(Photo Credit: INOVA, Kinofly) Multicopter designers and engineers face challenges that involve supporting increased data collection demands, processing and distribution needs; as well as system size, weight and power constraints. More complex power management systems typically include built-in processors designed to minimize power consumption and electromagnetic interference. Multicopter designers are tasked with developing efficient power management solutions to minimize power consumption and in the end goal, extend flight time and maximum performance.
In multicopter design, efficient power management is critical to performance. Power management generally relates to reducing wasted energy in the powertrain between the batteries and the motors through higher-quality components within the Electronic Speed Controller (ESC) and advanced motor control algorithms. While reducing wasted energy is an efficiency concern in multicopter design, intelligent control of the peripheral components and sensors is also important. Powering down components until they are needed during flight is an example of sustainable UAV power management.
Power Management in Multicopter Design
In addition to reducing wasted energy, multicopter design demands faster digital signal processing, larger memory sizes, higher currents and multiple supply rails. Innovative power management components call for improved efficiency, lower noise, minimized heat dissipation and lower overall materials costs.
When specifying components for multicopter power systems, designers and engineers must take the following into consideration:
- Efficiency and weight targets
- Quality and reliability specifications
- Built-in test and control functions
- Flexibility for components and airframes
- Cost and manufacturability
Efficiency and Weight
Power management systems for multicopters require careful consideration of efficiency, required performance output, and optimization of weight. The efficiency of Electronic Speed Controllers, in particular, affect the thermal management of a multicopter. Wasted heat energy must be dissipated, and by the physics of BLDC control, is always generated to various degrees. This can be a problem for high-altitude multicopters, making heat transfer challenging and lessening the overall efficiency of the system. Through more robust motor controls, new technologies in MOSFETs and other ICs, the benefits of reducing system heat loads also helps optimize the weight and requirements of the cooling system. This extends the payload capacity and range of the vehicle, further continuing the expansion and capabilities of multirotor technology. It’s important to achieve the appropriate balance between efficiency, performance output, and weight characteristics in any multirotor design.
Quality and Reliability
Another concern of power management systems is quality and reliability. When quality and reliability matter, designers should choose ISO-certified parts and manufacturers. ISO 9001 certification helps to ensure the highest quality throughout the manufacturing and quality inspection process, as well as component tracking for quick production analysis.
At KDE Direct, all of our manufacturing facilities are ISO 9001 certified, in addition to being RoHS (The Restriction of Hazardous Substances), CE (European Conformity), and WEEE (The Waste Electrical and Electronic Equipment Directive) compliant for commercial and industrial applications.

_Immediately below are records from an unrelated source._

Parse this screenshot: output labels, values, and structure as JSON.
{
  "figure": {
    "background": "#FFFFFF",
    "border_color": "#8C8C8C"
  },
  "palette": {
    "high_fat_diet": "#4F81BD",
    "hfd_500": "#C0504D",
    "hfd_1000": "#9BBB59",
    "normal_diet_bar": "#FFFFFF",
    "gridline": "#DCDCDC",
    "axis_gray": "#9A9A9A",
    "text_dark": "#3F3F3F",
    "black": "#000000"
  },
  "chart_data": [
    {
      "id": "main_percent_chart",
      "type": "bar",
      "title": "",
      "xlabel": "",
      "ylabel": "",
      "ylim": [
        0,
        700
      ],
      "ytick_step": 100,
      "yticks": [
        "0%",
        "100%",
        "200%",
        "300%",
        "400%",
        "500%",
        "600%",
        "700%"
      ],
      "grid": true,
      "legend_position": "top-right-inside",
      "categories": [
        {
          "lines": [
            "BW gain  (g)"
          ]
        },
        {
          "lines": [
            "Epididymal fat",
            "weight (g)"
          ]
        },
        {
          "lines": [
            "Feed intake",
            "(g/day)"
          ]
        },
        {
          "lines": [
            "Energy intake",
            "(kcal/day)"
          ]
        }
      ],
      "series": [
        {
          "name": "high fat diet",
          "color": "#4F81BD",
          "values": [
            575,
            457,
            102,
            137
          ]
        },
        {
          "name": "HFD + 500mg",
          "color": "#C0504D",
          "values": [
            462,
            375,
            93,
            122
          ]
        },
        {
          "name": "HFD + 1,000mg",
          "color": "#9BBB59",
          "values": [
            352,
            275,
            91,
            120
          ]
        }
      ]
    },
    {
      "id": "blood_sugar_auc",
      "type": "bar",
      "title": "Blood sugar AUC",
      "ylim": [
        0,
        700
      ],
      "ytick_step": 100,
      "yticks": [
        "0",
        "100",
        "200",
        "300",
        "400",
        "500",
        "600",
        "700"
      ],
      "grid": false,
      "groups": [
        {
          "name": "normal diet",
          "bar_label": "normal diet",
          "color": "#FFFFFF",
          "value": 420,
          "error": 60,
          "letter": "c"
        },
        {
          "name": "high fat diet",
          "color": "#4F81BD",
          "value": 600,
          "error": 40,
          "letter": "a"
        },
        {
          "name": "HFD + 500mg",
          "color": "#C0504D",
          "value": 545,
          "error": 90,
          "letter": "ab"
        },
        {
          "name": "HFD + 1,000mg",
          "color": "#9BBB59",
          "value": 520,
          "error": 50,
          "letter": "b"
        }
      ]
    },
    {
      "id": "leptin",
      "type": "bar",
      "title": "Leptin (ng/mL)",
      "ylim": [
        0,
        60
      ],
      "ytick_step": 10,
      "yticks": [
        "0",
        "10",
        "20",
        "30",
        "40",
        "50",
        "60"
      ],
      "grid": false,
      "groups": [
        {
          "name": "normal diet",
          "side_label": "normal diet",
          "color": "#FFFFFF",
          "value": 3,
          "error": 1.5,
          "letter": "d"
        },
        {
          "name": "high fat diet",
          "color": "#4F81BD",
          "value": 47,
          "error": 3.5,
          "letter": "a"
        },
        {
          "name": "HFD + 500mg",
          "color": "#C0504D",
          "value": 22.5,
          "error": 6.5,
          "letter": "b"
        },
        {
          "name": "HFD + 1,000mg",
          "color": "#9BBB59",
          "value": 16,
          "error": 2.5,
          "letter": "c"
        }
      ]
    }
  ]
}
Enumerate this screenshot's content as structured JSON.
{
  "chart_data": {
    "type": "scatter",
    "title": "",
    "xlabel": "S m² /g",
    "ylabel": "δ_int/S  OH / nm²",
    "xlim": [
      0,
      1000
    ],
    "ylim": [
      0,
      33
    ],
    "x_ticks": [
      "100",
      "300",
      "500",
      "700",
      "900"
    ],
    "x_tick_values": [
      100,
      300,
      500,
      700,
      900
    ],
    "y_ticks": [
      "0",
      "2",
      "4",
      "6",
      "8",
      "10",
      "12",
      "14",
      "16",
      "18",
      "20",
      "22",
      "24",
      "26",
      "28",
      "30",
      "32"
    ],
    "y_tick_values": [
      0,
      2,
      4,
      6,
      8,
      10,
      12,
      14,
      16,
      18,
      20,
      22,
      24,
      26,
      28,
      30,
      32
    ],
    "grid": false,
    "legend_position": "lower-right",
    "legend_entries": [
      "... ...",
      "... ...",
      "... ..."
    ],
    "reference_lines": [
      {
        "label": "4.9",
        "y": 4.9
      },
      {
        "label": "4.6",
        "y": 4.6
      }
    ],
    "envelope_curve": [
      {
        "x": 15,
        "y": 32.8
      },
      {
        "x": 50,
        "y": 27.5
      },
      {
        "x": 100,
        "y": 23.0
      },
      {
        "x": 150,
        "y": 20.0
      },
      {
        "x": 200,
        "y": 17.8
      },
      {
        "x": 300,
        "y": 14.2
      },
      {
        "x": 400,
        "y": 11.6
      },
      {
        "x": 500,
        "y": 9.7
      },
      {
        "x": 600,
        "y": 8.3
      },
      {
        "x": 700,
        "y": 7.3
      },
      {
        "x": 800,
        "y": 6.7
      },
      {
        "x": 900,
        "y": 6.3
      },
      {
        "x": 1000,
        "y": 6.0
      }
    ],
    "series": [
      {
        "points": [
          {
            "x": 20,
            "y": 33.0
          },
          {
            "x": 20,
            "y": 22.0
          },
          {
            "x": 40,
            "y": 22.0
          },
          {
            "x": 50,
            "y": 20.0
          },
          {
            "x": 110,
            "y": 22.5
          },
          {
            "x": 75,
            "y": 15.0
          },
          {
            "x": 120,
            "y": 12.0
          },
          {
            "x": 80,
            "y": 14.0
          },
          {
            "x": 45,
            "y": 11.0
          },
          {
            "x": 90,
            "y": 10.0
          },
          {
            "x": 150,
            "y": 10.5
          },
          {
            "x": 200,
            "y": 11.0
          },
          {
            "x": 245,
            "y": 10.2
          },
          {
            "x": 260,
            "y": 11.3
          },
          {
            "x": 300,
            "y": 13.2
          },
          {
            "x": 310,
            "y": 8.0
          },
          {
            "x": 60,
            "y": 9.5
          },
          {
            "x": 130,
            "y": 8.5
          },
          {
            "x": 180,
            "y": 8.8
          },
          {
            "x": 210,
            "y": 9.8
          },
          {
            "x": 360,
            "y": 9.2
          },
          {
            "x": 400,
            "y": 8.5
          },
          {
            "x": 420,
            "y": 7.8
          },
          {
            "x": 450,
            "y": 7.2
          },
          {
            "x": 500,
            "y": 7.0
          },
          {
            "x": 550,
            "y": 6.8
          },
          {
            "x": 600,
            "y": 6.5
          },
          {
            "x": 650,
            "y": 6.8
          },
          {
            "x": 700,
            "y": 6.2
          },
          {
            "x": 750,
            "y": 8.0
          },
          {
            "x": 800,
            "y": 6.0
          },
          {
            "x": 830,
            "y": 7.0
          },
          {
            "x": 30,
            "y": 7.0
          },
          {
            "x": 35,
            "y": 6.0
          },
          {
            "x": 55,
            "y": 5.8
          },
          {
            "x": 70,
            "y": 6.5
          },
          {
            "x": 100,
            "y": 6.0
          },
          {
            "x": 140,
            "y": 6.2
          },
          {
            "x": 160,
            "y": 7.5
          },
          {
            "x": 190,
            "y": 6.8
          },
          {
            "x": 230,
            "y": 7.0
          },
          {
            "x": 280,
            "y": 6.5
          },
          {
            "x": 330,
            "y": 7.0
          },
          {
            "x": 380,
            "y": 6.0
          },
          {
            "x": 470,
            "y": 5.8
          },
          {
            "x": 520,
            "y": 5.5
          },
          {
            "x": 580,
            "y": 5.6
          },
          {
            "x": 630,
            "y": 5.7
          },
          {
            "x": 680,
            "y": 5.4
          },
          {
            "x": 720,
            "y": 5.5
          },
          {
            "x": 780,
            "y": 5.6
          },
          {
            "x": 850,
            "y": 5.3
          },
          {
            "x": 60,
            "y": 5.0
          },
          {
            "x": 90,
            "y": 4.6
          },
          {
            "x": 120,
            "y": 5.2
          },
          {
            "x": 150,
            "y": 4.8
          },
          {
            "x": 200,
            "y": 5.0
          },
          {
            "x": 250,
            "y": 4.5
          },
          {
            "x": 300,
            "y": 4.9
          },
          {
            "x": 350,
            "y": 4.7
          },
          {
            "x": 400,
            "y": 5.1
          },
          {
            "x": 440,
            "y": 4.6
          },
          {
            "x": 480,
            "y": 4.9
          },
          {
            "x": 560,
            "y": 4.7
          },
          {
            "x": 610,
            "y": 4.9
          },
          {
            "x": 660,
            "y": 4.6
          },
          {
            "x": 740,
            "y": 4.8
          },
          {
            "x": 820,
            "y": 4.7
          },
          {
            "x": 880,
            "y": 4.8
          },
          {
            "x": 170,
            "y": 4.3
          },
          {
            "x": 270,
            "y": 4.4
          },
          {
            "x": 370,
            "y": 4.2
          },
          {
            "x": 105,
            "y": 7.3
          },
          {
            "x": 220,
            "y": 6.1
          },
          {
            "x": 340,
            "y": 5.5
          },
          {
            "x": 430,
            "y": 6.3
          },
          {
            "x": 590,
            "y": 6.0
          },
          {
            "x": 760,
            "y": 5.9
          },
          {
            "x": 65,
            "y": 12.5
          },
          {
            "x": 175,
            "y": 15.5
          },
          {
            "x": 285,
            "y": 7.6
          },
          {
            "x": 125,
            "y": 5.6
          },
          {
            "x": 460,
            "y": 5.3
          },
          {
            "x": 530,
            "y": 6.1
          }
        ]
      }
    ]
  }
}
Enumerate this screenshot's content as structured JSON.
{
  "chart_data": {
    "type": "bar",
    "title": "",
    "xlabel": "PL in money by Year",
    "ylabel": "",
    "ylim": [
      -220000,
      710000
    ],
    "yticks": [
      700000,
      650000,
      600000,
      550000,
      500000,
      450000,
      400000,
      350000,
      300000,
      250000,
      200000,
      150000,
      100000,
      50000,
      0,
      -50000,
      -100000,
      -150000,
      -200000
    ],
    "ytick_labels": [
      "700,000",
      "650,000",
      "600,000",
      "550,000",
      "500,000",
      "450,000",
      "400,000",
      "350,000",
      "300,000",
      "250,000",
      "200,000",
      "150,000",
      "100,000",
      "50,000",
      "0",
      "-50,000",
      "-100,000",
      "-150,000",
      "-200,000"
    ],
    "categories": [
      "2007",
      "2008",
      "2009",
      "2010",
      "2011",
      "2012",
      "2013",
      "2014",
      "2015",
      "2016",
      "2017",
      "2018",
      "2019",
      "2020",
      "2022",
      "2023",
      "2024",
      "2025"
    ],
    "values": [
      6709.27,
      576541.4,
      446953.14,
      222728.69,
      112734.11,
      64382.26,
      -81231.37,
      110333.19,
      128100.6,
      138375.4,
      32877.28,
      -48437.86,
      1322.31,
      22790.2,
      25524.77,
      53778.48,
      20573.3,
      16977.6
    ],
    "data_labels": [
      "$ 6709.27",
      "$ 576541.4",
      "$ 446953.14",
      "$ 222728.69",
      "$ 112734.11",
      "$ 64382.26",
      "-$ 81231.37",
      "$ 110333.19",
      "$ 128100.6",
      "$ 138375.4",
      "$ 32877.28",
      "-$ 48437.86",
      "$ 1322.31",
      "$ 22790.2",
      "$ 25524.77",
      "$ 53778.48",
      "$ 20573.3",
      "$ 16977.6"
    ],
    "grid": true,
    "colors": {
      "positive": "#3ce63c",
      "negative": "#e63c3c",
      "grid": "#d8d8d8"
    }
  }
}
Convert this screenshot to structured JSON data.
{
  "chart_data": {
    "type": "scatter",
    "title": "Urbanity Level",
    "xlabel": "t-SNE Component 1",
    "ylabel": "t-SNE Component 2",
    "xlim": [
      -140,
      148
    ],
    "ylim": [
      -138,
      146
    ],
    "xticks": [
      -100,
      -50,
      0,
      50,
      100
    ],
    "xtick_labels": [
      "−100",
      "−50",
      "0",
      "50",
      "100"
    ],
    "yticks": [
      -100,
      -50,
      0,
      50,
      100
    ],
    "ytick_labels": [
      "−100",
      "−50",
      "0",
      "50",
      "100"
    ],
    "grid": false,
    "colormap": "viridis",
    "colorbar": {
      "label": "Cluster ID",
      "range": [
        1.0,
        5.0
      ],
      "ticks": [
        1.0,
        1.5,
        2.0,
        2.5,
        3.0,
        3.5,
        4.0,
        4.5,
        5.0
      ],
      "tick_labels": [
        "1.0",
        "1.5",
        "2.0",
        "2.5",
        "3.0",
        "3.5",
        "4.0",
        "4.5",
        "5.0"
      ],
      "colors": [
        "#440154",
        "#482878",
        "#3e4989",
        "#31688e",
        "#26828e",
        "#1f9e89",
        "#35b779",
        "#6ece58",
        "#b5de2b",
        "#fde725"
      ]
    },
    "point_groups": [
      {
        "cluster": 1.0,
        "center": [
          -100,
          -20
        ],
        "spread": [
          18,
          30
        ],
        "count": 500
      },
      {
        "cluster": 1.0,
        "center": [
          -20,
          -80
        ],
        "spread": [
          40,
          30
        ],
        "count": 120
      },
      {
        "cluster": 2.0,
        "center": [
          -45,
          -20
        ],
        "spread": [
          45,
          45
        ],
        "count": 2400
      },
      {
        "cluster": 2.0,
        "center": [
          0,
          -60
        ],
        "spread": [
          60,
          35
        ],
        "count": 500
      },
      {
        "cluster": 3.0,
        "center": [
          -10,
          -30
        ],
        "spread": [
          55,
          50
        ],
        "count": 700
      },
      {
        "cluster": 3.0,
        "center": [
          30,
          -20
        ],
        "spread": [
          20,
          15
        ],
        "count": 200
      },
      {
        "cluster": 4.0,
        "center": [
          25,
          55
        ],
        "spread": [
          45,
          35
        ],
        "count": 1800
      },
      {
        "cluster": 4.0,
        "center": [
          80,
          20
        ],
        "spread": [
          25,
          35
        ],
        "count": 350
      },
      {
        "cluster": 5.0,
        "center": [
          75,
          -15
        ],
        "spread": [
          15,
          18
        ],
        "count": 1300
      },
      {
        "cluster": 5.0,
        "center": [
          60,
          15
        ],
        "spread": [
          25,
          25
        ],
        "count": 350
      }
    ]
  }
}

Also important to quality and reliability is engineering and design. Sound engineering means all design aspects have been carefully reviewed for reliability and failure analysis. By including redundancy standards through fail-safes and extensive testing, component manufacturers like KDE Direct focus on quality and reliability to produce the safest propulsion systems available.
Built-in Test and Control Functions
As multicopter applications become more commonplace and more complex, as does the demand for built-in test and control functions. These advanced power management information controls, which can include output voltage, temperature, input voltage, error-checking and other monitoring and testing functions, must be prioritized for quality and efficiency.
As built-in test and control functions add to the power requirements of multicopter applications, power system management must take these factors into consideration.
Depending upon the application, flexibility should be considered. Based on the power management system requirements, products may require modification. Thus, component manufacturers with the capability to design flexible power management systems will be able to keep up with evolving application requirements.
For many designers and engineers, flexibility in design translates to quality multicopter components. It’s important to select components from a manufacturer with a reputation for innovation, vertical integration and on-time delivery, as these factors support flexibility of design principles and in the end, highest chances for profitability in the marketplace.
The final consideration of power management in multicopter design is cost. Whether the design is for commercial, industrial, military or personal applications, power management systems must be designed to maximize efficiency and minimize operating costs for the user. Although the embedded costs of manufacturing for quality are passed to the user, high-quality electronics and properly designed power management systems significantly increase durability and reliability, reducing the costs of ownership and warranty during the life of the project.
Designers and engineers must also take lifespan into consideration. By choosing industrial-grade, high-quality components, you’ll spend more upfront for the initial purchase - but save tremendous costs via reduced downtime and headaches over the lifespan of your multicopter.
Power management systems and their components are essential considerations of multicopter design. Considering elements such as efficiency, quality and flexibility may help you choose the proper power management system and manufacturer for your multicopter design.